Who was it who said that the definition of insanity was doing the same thing over and over again and expecting different results?
According to the Department of Education, the Obama administration’s budget proposes: “$173 billion in loans, grants, tax credits and work-study programs to help students go to college.” But experience has shown that simply increasing federal subsidies for higher education hasn’t solved the college affordability problem. After all, federal spending on student aid has doubled over the past decade, but college tuition costs are higher than ever. Since 1982, the cost of attending college has increased by 439 percent (or four times faster than the rate of inflation!).
Rather than continuing to increase subsidies, policymakers should be looking for ways to solve the college affordability problem by lowering costs and improving efficiency. We offered some ideas for new strategies to do that in our new paper: “Ways to Make Higher Education More Affordable.”
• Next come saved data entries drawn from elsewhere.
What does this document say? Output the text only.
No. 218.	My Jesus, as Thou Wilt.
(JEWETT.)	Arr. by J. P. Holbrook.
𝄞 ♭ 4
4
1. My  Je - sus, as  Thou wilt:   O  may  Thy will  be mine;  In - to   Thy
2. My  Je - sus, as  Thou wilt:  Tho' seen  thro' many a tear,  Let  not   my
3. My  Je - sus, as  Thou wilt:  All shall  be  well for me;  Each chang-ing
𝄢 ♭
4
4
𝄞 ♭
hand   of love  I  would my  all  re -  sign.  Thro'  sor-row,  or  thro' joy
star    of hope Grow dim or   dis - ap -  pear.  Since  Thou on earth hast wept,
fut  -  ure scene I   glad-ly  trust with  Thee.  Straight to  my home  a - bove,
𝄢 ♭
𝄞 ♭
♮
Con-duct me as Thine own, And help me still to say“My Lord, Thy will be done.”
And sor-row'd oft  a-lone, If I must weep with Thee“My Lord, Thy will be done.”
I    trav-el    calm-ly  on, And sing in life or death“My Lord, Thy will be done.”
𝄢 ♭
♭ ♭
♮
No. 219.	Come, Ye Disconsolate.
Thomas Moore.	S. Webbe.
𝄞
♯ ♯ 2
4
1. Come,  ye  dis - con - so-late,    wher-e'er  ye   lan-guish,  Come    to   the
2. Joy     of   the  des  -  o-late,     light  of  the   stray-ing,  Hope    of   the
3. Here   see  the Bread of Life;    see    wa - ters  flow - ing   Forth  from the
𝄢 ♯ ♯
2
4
For example, states university systems could follow the trend of innovative schools like MIT that have placed most of their course content online and made it available to the public for free. They could also use online learning and the growing body of free online content to streamline the efficiency of their college system’s course offerings. Moreover, state higher education institutions could follow schools that are offering credit-by-examination options, giving students a path toward earning a college degree without taking out huge loans or depending on big government subsidies.
Given our ballooning federal and state budget deficits, taxpayers can’t afford to continue dumping mountains of dollars into student aid programs that only allow colleges to continue increasing their already-high tuition prices. The time has come to solve the college affordability problem by lowering costs.